When I got married at age 19, sleeping with another person seemed to

make the insomnia curse that much worse. It got to where I tossed and turned so

much that my ex-husband and I finally purchased the largest bed manufactured, a

monstrosity called a “California King.” The sheets were a nightmare to find if they

needed to be replaced, but the luxury of being able to toss and turn all we pleased

without ever having to touch one another, was well-worth the inconvenience.

When I was diagnosed with clinical depression and prescribed a mild

anti-depressant called Paxil, the problem was even more escalated. I would stay up

for nights on end, then sleep for days at a time. When I was undergoing fertility

treatments, a vile combination of drugs and hormones that made me do nothing

BUT sleep, this “marathon” insomnia lasted for nearly two years. When my father

took ill with what turned out to be an inoperable fatal brain tumor, my marriage

turned rocky, for a variety of reasons, one of which being having family members

move in and out of our home like a revolving door, and being respite foster parents

for a six-week-old crack-addicted baby girl. We had Trina four days a week from

that time until she was about ten months old, when some friends of ours adopted

her and her two sisters. Trina would wake up in the night screaming, and I’d get up

in the night to tend to her needs, including comforting her when she had night

terrors associated with the drugs in her system she was born with.

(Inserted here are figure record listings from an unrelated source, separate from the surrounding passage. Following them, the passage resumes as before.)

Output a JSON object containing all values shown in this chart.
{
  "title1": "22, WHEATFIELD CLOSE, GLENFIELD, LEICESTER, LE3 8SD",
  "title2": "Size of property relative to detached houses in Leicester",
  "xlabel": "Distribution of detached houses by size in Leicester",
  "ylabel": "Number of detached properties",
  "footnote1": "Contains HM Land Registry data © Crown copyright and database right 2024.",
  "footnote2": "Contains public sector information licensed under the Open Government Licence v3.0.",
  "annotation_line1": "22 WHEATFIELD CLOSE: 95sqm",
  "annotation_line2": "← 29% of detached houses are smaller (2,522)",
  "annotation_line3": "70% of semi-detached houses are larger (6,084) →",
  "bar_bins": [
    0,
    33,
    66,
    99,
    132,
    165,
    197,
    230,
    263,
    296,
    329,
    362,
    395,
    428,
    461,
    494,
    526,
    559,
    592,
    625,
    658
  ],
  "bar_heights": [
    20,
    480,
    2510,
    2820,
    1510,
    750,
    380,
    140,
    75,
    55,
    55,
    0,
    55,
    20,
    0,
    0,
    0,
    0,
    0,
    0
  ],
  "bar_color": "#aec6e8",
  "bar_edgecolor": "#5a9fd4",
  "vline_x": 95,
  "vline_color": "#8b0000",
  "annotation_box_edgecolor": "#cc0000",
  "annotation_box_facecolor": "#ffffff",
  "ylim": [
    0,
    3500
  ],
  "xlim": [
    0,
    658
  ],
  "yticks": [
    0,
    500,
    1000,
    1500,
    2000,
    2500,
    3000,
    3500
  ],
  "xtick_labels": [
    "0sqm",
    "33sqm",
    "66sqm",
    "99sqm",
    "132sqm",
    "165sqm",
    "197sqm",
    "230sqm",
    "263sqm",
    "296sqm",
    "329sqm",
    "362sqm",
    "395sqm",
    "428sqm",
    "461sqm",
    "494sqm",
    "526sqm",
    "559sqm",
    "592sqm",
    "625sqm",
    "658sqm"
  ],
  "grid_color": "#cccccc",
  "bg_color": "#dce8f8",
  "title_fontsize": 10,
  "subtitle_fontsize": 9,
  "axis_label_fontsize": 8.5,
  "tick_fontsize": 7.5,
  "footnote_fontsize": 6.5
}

My nightmares

returned for a short time. I don’t think I slept more than 30 days total during those

eight and a half months!

After my father passed away, I was forced to become the Strong One for

my family. It sucked. I do not “do” strong well. I figured that was what my brothers

were for.They both freaked out when my Dad passed away, however, and the duty

fell on my very ill-equipped shoulders. The stress triggered, among other things,

severe insomnia. It was right about this time I discovered the wonders of over-the-

counter sleep aids, which caused me to have some of the strangest dreams ever

imagined. I slept, but never felt truly “rested” because of them.

After my divorce, I was forced to take three separate jobs with three

separate companies in Retail Hell to make ends meet. I was perpetually

exhausted, to say the least! I started experimenting with illegal drugs because I

made a lot of poor choices after my divorce. I was hit by a car crossing the street

near my apartment one day and ended up on prescription Hydrocodone for about

six months afterwards. I’m very thankful that my drug phase was relatively short-

lived: I only have so many brain cells to spare!

Today, I have my shit together. I have a great relationship, a decent job,

and a bright future ahead of me. I still have plenty of stress: a pet fighting a losing

battle with cancer, mandatory overtime at a fairly stressful position at work, college

and family issues. With the stress comes the occasional bout of insomnia, but it

visits less frequently these days. I take two Tylonol PM tablets every ten days or

so, and after a night or two I’m ‘right as rain’, at least for a week. I may always

struggle with sleeping issues, but they won’t incapacitate me. I will reach the goals

I have set for myself and accomplish much more than simply getting by. I will

conquer all obstacles along the way.

Including the disease named Insomnia.